I am truly conflicted about where to post this. This thread is inspired by a book I’m reading called The Orphan Master’s Son (spoilers below), so maybe it goes into Cafe Society. However, I’m hoping to get factual answers, so GQ? I’m about to express my opinions, so IMHO? Anyway, GD is my favorite forum, so I’m posting here.
OK, I’m reading this book called The Orphan Master’s Son, and it is a novel about a North Korean man and his journey through life. I’ve done a little research, and it’s apparently fairly accurate, with the author having done interviews with defectors.
If this novel is reflective of reality there, the conditions in North Korea are truly horrifying. I’m not talking about famine, which is horrible of course, but the level of repression, torture, murder, deception, theft, and so on. I’ve read 1984, and it seemed like a cautionary tale, but seemed too extreme to be real. However, reading this book makes it seem like an instruction manual. People just disappear, reappear later with different identities, there are speakers everywhere broadcasting daily propaganda, people constantly turn each other in, prisoners are routinely tortured to death, old people are shipped to labor camps to die (while telling their relatives that are being sent to a beach-front retirement community). Anytime something goes wrong, all the people construct elaborate lies to cover for each other, then tortured until either they confess what happened or truly believe the lies. People regarded as heroes are tortured to prove their dedication and to fully believe their own heroic stories. Women are routinely prostituted to powerful men, and even fairly common men get some prostitution vouchers. Wives of men who are lost, killed, imprisoned, or tortured to death are farmed out to new husbands. It goes on and on.
My questions:
Has anyone here been there? What was it like?
Does anyone here know whether that book is accurate? I trust the SDMB more than some review website.

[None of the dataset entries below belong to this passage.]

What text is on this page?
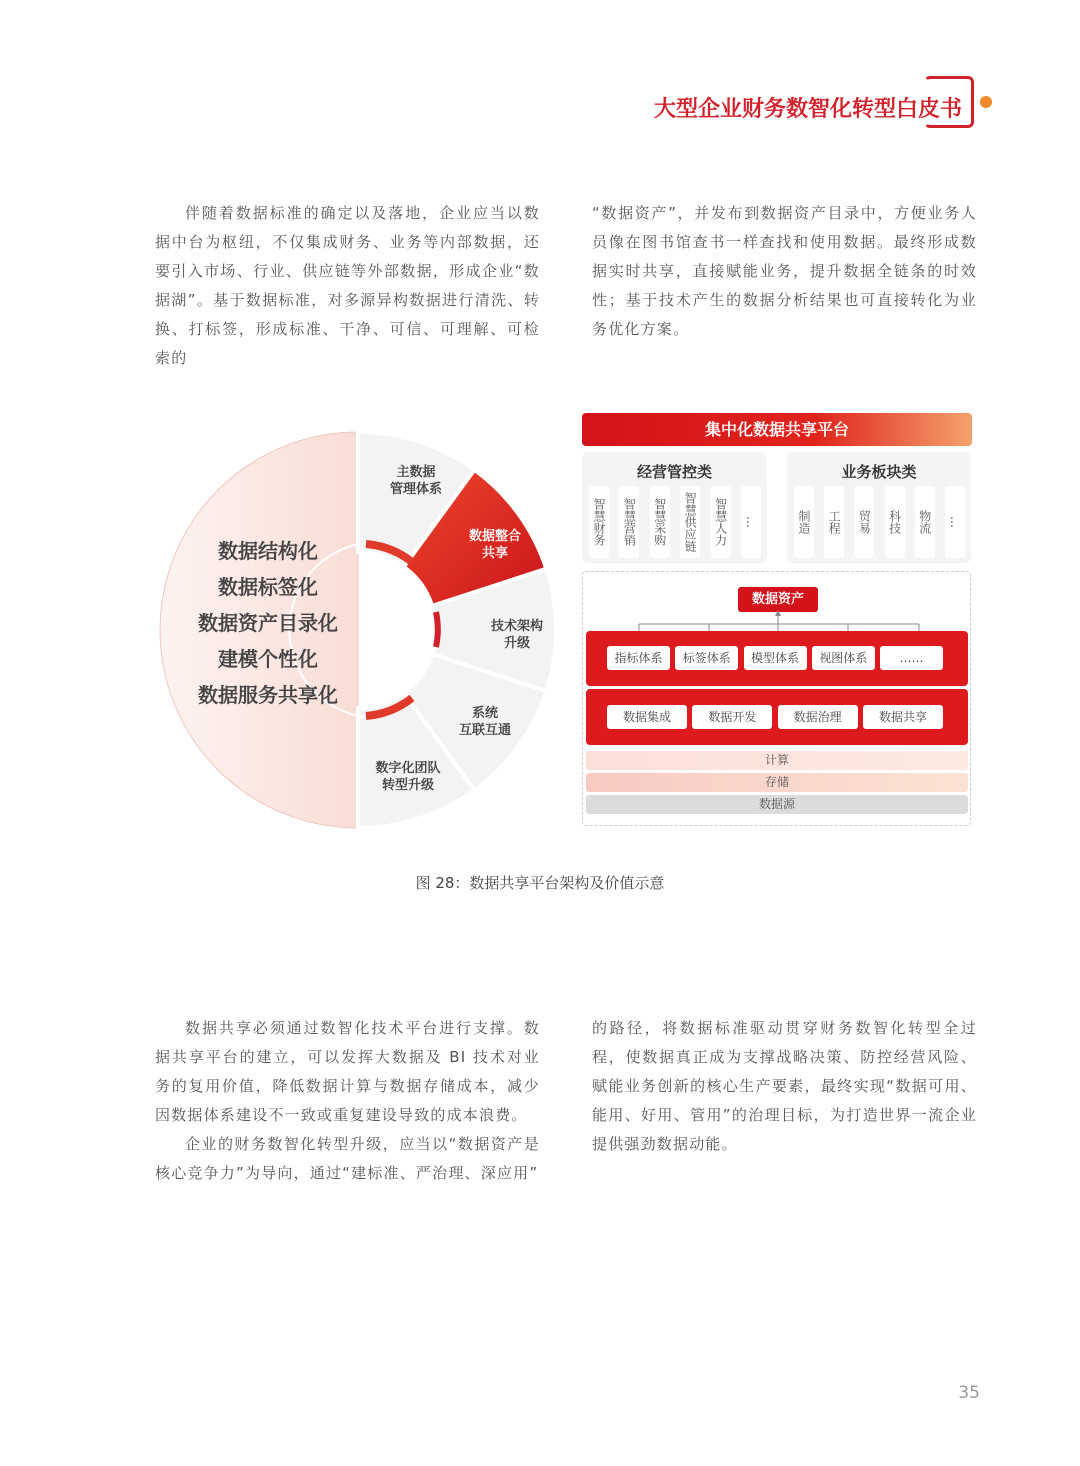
大型企业财务数智化转型白皮书

伴随着数据标准的确定以及落地，企业应当以数据中台为枢纽，不仅集成财务、业务等内部数据，还要引入市场、行业、供应链等外部数据，形成企业“数据湖”。基于数据标准，对多源异构数据进行清洗、转换、打标签，形成标准、干净、可信、可理解、可检索的

“数据资产”，并发布到数据资产目录中，方便业务人员像在图书馆查书一样查找和使用数据。最终形成数据实时共享，直接赋能业务，提升数据全链条的时效性；基于技术产生的数据分析结果也可直接转化为业务优化方案。

数据结构化
数据标签化
数据资产目录化
建模个性化
数据服务共享化
主数据
管理体系
数据整合
共享
技术架构
升级
系统
互联互通
数字化团队
转型升级
集中化数据共享平台
经营管控类
智慧财务 智慧营销 智慧采购 智慧供应链 智慧人力 …
业务板块类
制造 工程 贸易 科技 物流 …
数据资产
指标体系	标签体系	模型体系	视图体系	……
数据集成	数据开发	数据治理	数据共享
计算
存储
数据源
图 28：数据共享平台架构及价值示意

数据共享必须通过数智化技术平台进行支撑。数据共享平台的建立，可以发挥大数据及 BI 技术对业务的复用价值，降低数据计算与数据存储成本，减少因数据体系建设不一致或重复建设导致的成本浪费。

企业的财务数智化转型升级，应当以“数据资产是核心竞争力”为导向，通过“建标准、严治理、深应用”

的路径，将数据标准驱动贯穿财务数智化转型全过程，使数据真正成为支撑战略决策、防控经营风险、赋能业务创新的核心生产要素，最终实现“数据可用、能用、好用、管用”的治理目标，为打造世界一流企业提供强劲数据动能。

35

It seems like all of this is for the benefit of just a few top generals and the Kim family, or possibly even for just one person (whoever is the current Kim leader). Even the top generals are in constant danger, so it really seems like it’s purely for Kim’s benefit. How does this system survive? How has there not been some general who had a relative tortured to death take matters into his own hands?
Has there ever been another country like this any time in history? Or has the combination of better monitoring and propaganda technology, along with an ultra-repressive regime, made this possible?